Thursday, June 12, 2008


What’s In A Name?

TBC will be providing on the ground coverage from our Cynyx in Iowa and surrounding states. As some of you may recall, we had several Cynyx covering the Iowa caucus. One actually lives in Iowa. Another, we sent there for the Caucus and he remained. He had been incarcerated, recently released, so he’s good to go. Of course other Cynyx will be contributing their reporting, perspective and opinion as usual.

(June 12, Cosgrove, IA)

The last 500 year flood was followed by the last 100 year flood which actually occurred 15 years ago. So what, a flood is a flood: 500 years, 100 years, last year. It really does not matter when what was once dry land surrounding you now is an endless expanse of rippling water. Actually the 500 and 100 year terms are often mistaken. They do not represent the frequency of the flood rather what the probability is, the likelihood that such a flood occur within those periods of time. So, according to NOAA and others, the present conditions here, and other parts of Iowa, conspire as such only one time every 500 years. Ergo, once and only once, per 500 years, will these particular variables coalesce to produce a flood of this particular scale and scope. It’s about the magnitude of the event, not the interval between occurrences. Of course, so it is for the 100 year variant.
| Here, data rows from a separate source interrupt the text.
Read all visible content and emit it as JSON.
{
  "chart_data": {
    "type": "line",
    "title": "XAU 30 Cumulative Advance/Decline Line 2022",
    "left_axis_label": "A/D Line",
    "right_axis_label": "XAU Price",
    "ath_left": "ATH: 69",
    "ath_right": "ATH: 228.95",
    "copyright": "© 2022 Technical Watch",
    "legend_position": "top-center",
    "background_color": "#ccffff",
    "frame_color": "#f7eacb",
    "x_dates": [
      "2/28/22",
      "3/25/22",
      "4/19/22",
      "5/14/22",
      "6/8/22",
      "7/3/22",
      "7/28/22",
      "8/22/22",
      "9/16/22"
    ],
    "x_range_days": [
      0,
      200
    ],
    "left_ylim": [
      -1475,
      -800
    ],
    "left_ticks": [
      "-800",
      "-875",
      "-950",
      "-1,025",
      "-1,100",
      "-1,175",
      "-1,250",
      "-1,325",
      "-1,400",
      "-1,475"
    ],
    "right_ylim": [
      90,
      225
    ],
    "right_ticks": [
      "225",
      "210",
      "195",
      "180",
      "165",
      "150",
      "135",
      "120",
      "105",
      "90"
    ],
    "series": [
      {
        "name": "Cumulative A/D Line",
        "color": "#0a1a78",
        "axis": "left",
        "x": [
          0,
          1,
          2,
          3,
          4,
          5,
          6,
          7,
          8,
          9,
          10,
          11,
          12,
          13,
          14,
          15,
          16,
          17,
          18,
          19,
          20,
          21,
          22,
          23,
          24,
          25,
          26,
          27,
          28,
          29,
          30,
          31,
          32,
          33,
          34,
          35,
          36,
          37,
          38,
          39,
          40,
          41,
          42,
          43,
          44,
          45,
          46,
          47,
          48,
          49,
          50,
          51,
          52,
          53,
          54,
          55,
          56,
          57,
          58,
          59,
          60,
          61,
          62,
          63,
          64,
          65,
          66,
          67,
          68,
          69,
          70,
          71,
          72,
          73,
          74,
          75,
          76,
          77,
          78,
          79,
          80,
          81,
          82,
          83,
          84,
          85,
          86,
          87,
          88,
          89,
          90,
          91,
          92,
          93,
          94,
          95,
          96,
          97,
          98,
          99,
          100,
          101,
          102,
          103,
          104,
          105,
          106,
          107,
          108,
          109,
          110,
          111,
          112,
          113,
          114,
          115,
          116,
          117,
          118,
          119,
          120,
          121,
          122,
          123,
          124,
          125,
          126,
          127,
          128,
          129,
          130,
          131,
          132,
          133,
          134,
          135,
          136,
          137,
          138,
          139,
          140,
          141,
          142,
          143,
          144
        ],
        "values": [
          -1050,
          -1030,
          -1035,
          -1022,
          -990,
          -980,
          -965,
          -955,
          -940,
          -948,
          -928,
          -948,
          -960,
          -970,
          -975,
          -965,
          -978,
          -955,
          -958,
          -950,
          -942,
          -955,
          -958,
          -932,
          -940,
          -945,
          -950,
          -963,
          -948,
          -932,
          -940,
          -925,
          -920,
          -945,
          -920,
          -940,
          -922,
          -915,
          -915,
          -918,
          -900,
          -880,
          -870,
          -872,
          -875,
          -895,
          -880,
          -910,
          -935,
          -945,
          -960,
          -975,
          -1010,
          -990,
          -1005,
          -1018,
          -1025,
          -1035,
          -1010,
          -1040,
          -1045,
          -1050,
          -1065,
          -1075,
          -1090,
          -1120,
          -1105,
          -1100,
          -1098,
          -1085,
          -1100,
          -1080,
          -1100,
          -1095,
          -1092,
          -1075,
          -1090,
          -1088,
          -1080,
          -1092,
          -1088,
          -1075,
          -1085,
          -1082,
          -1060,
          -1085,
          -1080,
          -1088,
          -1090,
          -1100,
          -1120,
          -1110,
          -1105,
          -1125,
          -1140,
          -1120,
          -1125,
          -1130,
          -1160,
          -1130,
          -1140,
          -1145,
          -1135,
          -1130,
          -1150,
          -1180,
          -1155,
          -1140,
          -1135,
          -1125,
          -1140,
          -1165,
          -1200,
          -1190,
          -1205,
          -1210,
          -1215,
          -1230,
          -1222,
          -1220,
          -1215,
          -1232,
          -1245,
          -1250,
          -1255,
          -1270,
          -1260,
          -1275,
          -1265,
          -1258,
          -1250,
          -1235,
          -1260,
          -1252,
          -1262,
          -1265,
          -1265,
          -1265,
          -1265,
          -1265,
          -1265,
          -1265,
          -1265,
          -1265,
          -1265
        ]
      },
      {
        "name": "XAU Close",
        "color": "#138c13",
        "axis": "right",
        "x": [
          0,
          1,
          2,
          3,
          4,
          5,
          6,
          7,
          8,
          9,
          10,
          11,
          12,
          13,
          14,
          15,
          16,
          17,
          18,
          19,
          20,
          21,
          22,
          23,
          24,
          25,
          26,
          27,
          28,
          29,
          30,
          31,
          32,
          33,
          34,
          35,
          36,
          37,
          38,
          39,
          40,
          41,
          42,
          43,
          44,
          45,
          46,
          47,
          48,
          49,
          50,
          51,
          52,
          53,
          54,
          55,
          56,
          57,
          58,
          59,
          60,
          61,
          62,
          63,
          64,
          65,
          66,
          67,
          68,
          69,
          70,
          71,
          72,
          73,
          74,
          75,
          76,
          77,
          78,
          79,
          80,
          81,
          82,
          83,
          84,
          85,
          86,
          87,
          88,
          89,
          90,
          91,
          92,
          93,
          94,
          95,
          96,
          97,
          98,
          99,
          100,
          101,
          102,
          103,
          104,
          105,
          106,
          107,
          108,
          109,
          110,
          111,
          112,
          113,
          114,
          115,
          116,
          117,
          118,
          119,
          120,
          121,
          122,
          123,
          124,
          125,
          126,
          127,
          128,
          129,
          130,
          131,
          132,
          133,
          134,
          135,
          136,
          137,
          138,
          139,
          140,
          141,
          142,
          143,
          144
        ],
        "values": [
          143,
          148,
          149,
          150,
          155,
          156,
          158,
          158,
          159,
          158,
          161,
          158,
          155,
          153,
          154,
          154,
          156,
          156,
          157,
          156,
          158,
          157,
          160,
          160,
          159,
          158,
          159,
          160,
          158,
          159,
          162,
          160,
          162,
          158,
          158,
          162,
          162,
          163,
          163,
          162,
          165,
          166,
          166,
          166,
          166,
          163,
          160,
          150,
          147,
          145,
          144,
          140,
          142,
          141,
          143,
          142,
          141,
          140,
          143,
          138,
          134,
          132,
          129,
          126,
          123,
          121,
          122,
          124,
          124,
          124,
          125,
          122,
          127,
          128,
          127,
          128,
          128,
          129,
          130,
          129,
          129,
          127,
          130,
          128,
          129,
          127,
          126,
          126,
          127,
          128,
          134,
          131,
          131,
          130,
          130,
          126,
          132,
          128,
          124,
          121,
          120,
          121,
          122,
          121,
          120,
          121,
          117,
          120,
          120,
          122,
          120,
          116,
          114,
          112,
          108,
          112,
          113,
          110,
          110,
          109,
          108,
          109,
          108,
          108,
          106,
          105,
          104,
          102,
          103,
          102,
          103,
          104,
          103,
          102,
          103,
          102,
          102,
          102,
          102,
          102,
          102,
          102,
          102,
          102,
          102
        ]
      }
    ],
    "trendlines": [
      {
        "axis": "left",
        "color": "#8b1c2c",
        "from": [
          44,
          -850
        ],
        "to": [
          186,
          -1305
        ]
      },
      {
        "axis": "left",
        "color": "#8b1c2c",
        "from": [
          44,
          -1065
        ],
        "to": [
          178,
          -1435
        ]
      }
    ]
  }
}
Now, that’s out of the way, where have we gotten? There is water here, a lot of water. Water in the fields; water over roads. A whole lot of water. But, you already knew that.

The current video images coming out of the Midwest are certainly dramatic. The flash flood is a dramatic, traumatic, acute destructive force that transforms lives and landscapes quickly. Aerial images show houses washing away empowered by torrents of fast moving muddy waters. Herds of cattle stand tightly packed on a small island of relatively high ground.

Not as dramatic, far more insidious is the flood that’s coming. Initially the only indications that trouble may be pending are visual. Driving to and from work occasionally crossing a bridge spanning a benign rural creek, the creek seems higher, wider. Looking out at the fields the first sign is standing water. Day by day the standing water increases, the creeks swell and the rivers; they change in character. Faster moving currents soon become menacing as the acres of standing water begin to expand until they are contiguous with overflowed creeks and the dangerously swollen river. Something is not right.

More attention is paid to weather reports, forecasts and predictions. Suddenly there are a great deal of numbers involved, unfamiliar numbers; not just temperature, humidity and wind speed. Now it’s all about flood stages, levee heights, and crests. This becomes a flash flood played out in ultra slow motion. Inch by inch, foot by foot the waters expand, the currents become angrier and the landscape is transformed. Normally endless rows of corn and beans would be seen emerging from the dark soil. Now, it is all about water. The questions and concerns shift as well. The issue is no longer ‘when will it recede’ but ‘how high will it get’? Points of reference are consulted, estimations made based on local lore more than science. How deep was it in that field in ’93? When did they open the spillway at the dam back then? Answers are as varied as are memories. Points of reference provide little, if any, comfort.

Practical matters assume an uncommon urgency. Water, food, sandbags…what will need to be done to prepare? Personal possessions are thoughtfully assessed. Would I miss that? What should definitely be protected, removed, taken if evacuation is in order? As the water rises, as the rains continue, things begin to grow ominously to the north: up river, up stream, up above where ever it may be that is yours. Everything runs south and if it’s that bad now ‘up there’; by next week we’ll be in trouble down here.

And so it goes. The weather forecasters become more animated, the predictions more dire, local government agencies begin to mobilize. There is nothing “flash” about this maddening wait for the inevitable. Meanwhile, it the rains continue. Reports from other part from other parts of the state and region tell of other floods, tornados, hail, damaging winds and the sudden, tragic loss of life and property. The power of nature, once full exerted, can do what she will.

World wide, natural disasters occur. Learned experts in a variety of scientific disciplines understand the causes and affects, the events in technical terms. Some events are acute. An earthquake just suddenly happens. Or does it? Do long dormant volcanoes just suddenly blow? Perhaps there is no “acute” weather or seismic event; all either have precursors or are by products of larger systemic disturbances. Everything is connected, right? The famous “Butterfly Effect”, writ large. A distant shudder among tectonic plates far beneath a vast sea and a tsunami is born. A slowly assembling tropical depression merges with high water temperatures, winds and other variables in its evolution towards landfall as a massive hurricane. The rumbling whirling dervish that is a tornadic funnel cloud is spawned by the collision of fronts with input from radiating surface heat and the contours of the topology. Indeed: nothing in nature appears to be acute anywhere.

Meanwhile, sandbags are filled, and more sandbags are filled. Piles of sandbags appear like hoards of bloated locusts in Biblical proportions. Evacuations begin as this roadway or that becomes impassable. Water. Water in amounts, weights, water on a scale and scope in places considered ‘land’ as impressive as it is malignant. It won’t suddenly go away, it will not leave without a fight; it will have its way as sure as the earth turns.